Expanding our meaning of “multicultural” may be more akin to understanding behavioral targeting. Cultures develop and thrive on their togetherness. And that’s why defining these archetypes is often a local opportunity.
It all comes down to belonging. You don’t find kinship to someone merely because they share your same age and chromosomes. But you might find it with someone who shares your love of gardening, in the same sandy soil.
For marketers, leveraging local geography gives you a unique opportunity to zero in on great concentrations of consumers of a common culture.
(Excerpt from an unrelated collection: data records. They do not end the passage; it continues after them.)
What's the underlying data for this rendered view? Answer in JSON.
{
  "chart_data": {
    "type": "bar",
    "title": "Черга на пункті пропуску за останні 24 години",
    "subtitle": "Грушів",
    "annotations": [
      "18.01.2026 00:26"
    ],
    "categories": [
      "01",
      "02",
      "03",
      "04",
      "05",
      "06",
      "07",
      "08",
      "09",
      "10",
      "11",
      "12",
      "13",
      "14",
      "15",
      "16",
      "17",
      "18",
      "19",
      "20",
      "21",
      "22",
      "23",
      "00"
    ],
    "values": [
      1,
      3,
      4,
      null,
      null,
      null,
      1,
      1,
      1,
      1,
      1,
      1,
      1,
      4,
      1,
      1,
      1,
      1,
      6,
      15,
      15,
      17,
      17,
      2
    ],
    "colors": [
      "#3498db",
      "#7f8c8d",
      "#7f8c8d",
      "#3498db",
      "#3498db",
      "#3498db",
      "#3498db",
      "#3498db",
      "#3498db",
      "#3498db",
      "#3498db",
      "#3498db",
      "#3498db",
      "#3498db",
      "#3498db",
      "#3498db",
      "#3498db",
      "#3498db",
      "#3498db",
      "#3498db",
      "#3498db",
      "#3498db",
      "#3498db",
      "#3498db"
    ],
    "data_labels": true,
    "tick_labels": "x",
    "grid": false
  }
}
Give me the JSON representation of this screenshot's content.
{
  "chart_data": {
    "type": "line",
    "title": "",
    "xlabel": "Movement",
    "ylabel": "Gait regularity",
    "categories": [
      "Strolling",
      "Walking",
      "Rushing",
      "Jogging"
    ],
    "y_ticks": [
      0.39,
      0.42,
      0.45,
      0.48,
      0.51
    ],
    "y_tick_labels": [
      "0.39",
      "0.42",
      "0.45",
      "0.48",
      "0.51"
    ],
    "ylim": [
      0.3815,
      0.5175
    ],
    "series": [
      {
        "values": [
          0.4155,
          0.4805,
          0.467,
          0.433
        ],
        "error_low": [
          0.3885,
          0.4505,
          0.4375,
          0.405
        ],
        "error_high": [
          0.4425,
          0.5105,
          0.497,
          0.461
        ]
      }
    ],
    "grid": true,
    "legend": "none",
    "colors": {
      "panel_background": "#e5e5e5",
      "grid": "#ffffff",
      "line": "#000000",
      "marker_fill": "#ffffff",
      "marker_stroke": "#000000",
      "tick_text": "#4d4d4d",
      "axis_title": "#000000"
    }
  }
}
Did you know, you can reach 50% of gardeners with just 28 of the 210 markets in the US; 50% of people who go to pop/rock concerts with 27 markets and half the people who do yoga with 31 markets? It’s as important to understand the where of these groups as the what that makes them homogeneous.
Cultures come in many flavors. To reach their unique members, don’t underestimate the value of talking to them where they live, garden and carpool. Connecting with a Multicultural target might mean expanding what you think of “Multicultural” – and how local markets can give definition to these otherwise borderless communities.